For a modern day musician one of the important concepts to grasp here is that the notes c, d, e , f, g, a, b flat, b, are of one order and compose the known or true cosmos in which b flat, (called b rotundum) and b natural (called b quadro) are two distinct, independent notes just as are e and f. Hence the hexachord built on F, which contains b flat, is called the soft hexachord, the hexachord built on G, which contains b natural, is called the hard hexachord, and the one built on C, with neither, is called the natural hexachord. The method of dividing the monochord includes deriving all the different pitches of the musica ficta from b flat and b natural. From b natural f#, c#, g#, d# and a# are derived, and from b flat eb, ab, db and gb.

Two diagrams from music theory treatises have been cited as proof that a diatonic tuning with eight notes per octave was used on medieval harps.(13) Although some harps certainly were strung with eight notes to the octave, both of these examples show how this stringing was derived from tetrachords and hexachords. More importantly, both diagrams are being used to illustrate Greek music theory. The harp in the Berkeley MS is described as being composed of a heptachord and a tetrachord producing an 11 note range, (labeled a, b, c, d, e, f, g, a, b, c, d) said to have been put together by Teulex of Egypt.(14) The heptachord was devised by Terpander of Lesbos who added a seventh string to the six strings representing the natural hexachord to establish a correspondence to the seven planets. Therefore these examples can be used to support the idea of approaching the stringing of the harp from the basis of hexachords and tetrachords and not eight-note, diatonic scales.

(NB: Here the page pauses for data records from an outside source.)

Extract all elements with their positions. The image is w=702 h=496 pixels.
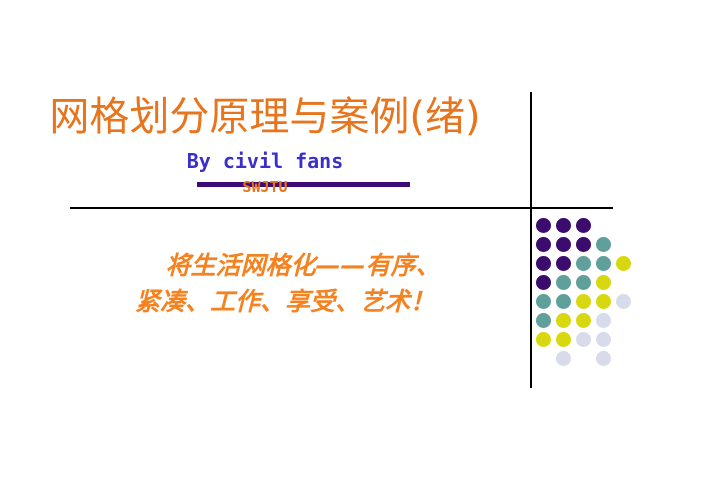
grid-dot	[536, 218, 551, 233]
grid-dot	[576, 275, 591, 290]
grid-dot	[536, 256, 551, 271]
presentation-slide: 网格划分原理与案例(绪) By civil fans SWJTU 将生活网格化—…	[0, 0, 702, 496]
body-text-line-2: 紧凑、工作、享受、艺术！	[60, 284, 510, 320]
slide-title: 网格划分原理与案例(绪)	[0, 93, 530, 141]
grid-dot	[576, 218, 591, 233]
decorative-dot-grid	[536, 218, 646, 368]
body-text-line-1: 将生活网格化——有序、	[60, 248, 510, 284]
grid-dot	[596, 294, 611, 309]
grid-dot	[596, 351, 611, 366]
grid-dot	[596, 332, 611, 347]
grid-dot	[556, 218, 571, 233]
vertical-divider-rule	[530, 92, 532, 388]
grid-dot	[576, 332, 591, 347]
slide-byline: By civil fans	[0, 149, 530, 173]
grid-dot	[596, 256, 611, 271]
grid-dot	[536, 294, 551, 309]
institution-banner: SWJTU	[0, 176, 530, 200]
slide-body-text: 将生活网格化——有序、 紧凑、工作、享受、艺术！	[60, 248, 510, 320]
grid-dot	[556, 313, 571, 328]
institution-label: SWJTU	[0, 176, 530, 198]
grid-dot	[596, 275, 611, 290]
grid-dot	[576, 256, 591, 271]
grid-dot	[556, 294, 571, 309]
grid-dot	[536, 237, 551, 252]
grid-dot	[596, 313, 611, 328]
grid-dot	[536, 275, 551, 290]
grid-dot	[616, 256, 631, 271]
grid-dot	[616, 294, 631, 309]
grid-dot	[556, 351, 571, 366]
grid-dot	[556, 275, 571, 290]
grid-dot	[536, 332, 551, 347]
grid-dot	[576, 237, 591, 252]
grid-dot	[536, 313, 551, 328]
grid-dot	[556, 332, 571, 347]
grid-dot	[556, 237, 571, 252]
grid-dot	[576, 294, 591, 309]
grid-dot	[556, 256, 571, 271]
grid-dot	[596, 237, 611, 252]
grid-dot	[576, 313, 591, 328]
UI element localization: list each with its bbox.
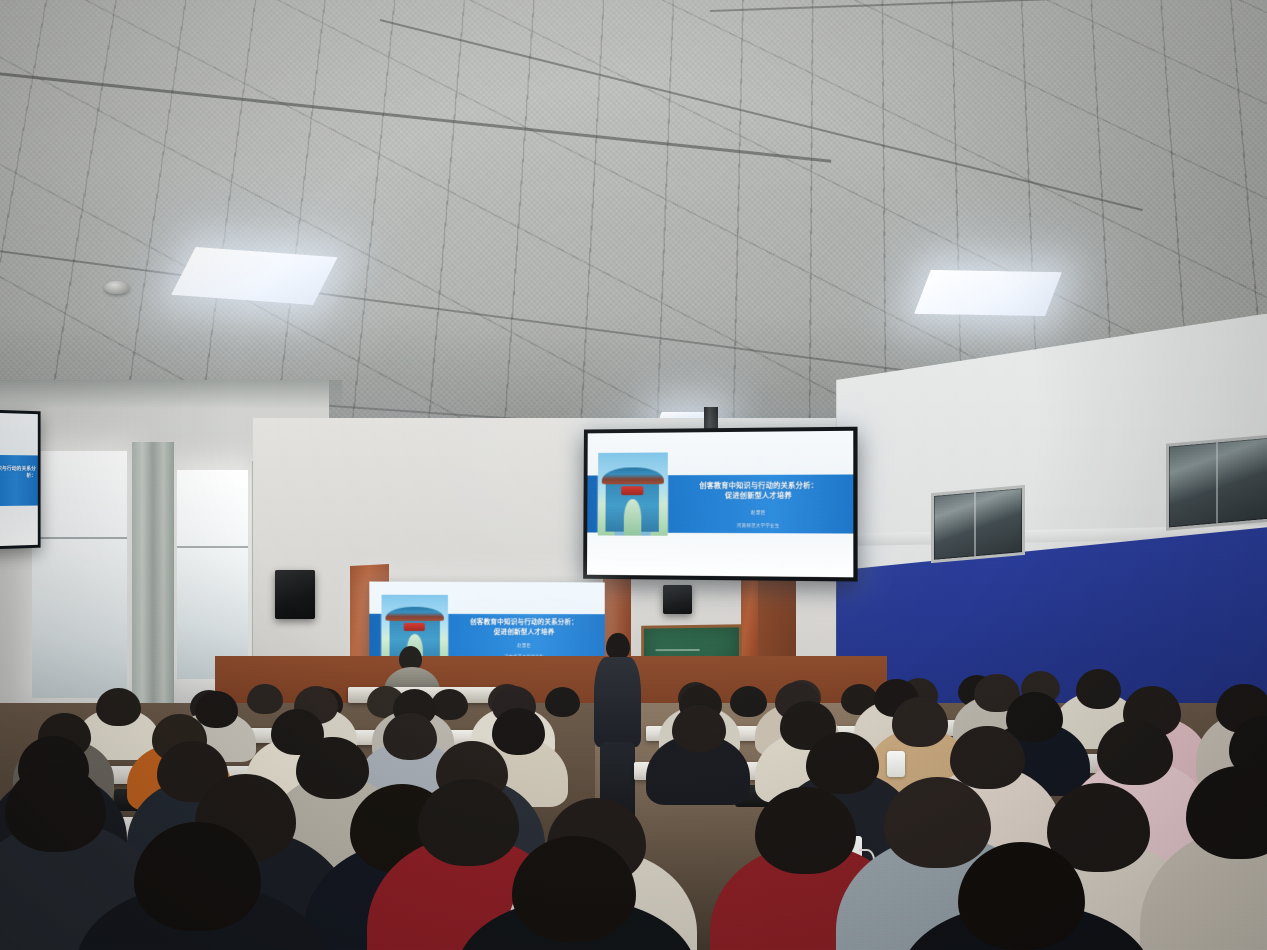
slide-title: 创客教育中知识与行动的关系分析： 促进创新型人才培养 bbox=[450, 619, 597, 637]
tv-bezel: 创客教育中知识与行动的关系分析： 促进创新型人才培养 赵慧臣 河南师范大学学业生 bbox=[583, 426, 858, 581]
slide-title: 创客教育中知识与行动的关系分析： 促进创新型人才培养 bbox=[673, 480, 845, 500]
audience-head bbox=[892, 697, 948, 746]
audience-head bbox=[730, 686, 767, 717]
chalk-writing bbox=[654, 649, 699, 651]
window-mullion bbox=[32, 537, 127, 539]
window bbox=[32, 451, 127, 698]
curtain bbox=[132, 442, 174, 708]
audience-head bbox=[492, 708, 545, 756]
slide-title-line2: 促进创新型人才培养 bbox=[494, 629, 555, 636]
slide-title-line1: 创客教育中知识与行动的关系分析： bbox=[0, 466, 36, 479]
slide-color-band bbox=[0, 455, 38, 506]
window bbox=[1166, 434, 1267, 531]
gate-sign bbox=[404, 623, 425, 631]
audience-head bbox=[884, 777, 990, 868]
window bbox=[931, 485, 1025, 563]
audience-head bbox=[545, 687, 580, 717]
audience-head bbox=[195, 691, 238, 728]
window-frame-shadow bbox=[0, 380, 342, 409]
audience-head bbox=[96, 688, 140, 726]
slide-author: 赵慧臣 bbox=[450, 643, 597, 649]
audience-head bbox=[958, 842, 1085, 950]
ceiling-light-panel bbox=[914, 270, 1062, 316]
ceiling-tv: 创客教育中知识与行动的关系分析： 促进创新型人才培养 赵慧臣 河南师范大学学业生 bbox=[580, 428, 856, 580]
audience-head bbox=[950, 726, 1025, 790]
slide-title-line1: 创客教育中知识与行动的关系分析： bbox=[700, 480, 819, 489]
audience-head bbox=[247, 684, 282, 714]
window-mullion bbox=[177, 546, 248, 548]
gate-archway bbox=[624, 498, 641, 534]
window bbox=[177, 470, 248, 679]
gate-sign bbox=[622, 485, 644, 494]
wall-speaker bbox=[663, 585, 692, 614]
thermos-cup bbox=[887, 751, 905, 778]
audience-head bbox=[1097, 720, 1173, 785]
lecture-hall-photo: 创客教育中知识与行动的关系分析： 促进创新型人才培养 赵慧臣 河南师范大学学业生 bbox=[0, 0, 1267, 950]
gate-roof bbox=[602, 467, 664, 484]
audience-head bbox=[672, 705, 726, 753]
slide-title: 创客教育中知识与行动的关系分析： bbox=[0, 466, 36, 480]
audience-head bbox=[1006, 692, 1063, 742]
audience-head bbox=[512, 836, 636, 942]
person-torso bbox=[594, 657, 641, 747]
slide-gate-photo bbox=[598, 452, 669, 535]
ceiling-light-panel bbox=[171, 247, 337, 305]
wall-speaker bbox=[275, 570, 316, 619]
audience-head bbox=[1076, 669, 1122, 709]
side-monitor: 创客教育中知识与行动的关系分析： bbox=[0, 409, 41, 550]
presentation-slide: 创客教育中知识与行动的关系分析： 促进创新型人才培养 赵慧臣 河南师范大学学业生 bbox=[587, 430, 854, 577]
presentation-slide: 创客教育中知识与行动的关系分析： bbox=[0, 412, 38, 547]
slide-title-line2: 促进创新型人才培养 bbox=[725, 490, 792, 499]
slide-author: 赵慧臣 bbox=[673, 509, 845, 515]
gate-roof bbox=[385, 607, 444, 621]
audience-head bbox=[296, 737, 368, 799]
slide-title-line1: 创客教育中知识与行动的关系分析： bbox=[470, 620, 578, 627]
audience-head bbox=[383, 713, 437, 761]
slide-organization: 河南师范大学学业生 bbox=[673, 523, 845, 530]
tv-screen: 创客教育中知识与行动的关系分析： 促进创新型人才培养 赵慧臣 河南师范大学学业生 bbox=[587, 430, 854, 577]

Diatonic tuning therefore in this context can refer either to a harp strung with only b naturals, one with only b flats, or one with both. Chromatic tunings would imply the tuning in of any notes outside the hexachord system. Much of the music from 1300-1450 which a harp can play requires that both b flat and b natural be easily available. The other commonly required ficta are f#, c#, g# and eb. If the harp is strung according to the musica vera system with separate strings for b flat and b natural other ficta can be obtained by fretting (see below). Not only does stringing the harp in this manner provide the harpist with the basic notes most frequently needed, but it also takes the harpist into the realm of the hexachord system. So, for example, a 22 string-harp could be strung as follows: c, d, e, f, g, a, bb, b, c' (middle c), d', e', f', g', a', bb', b', c'', d'', e'', f'', g'', a''.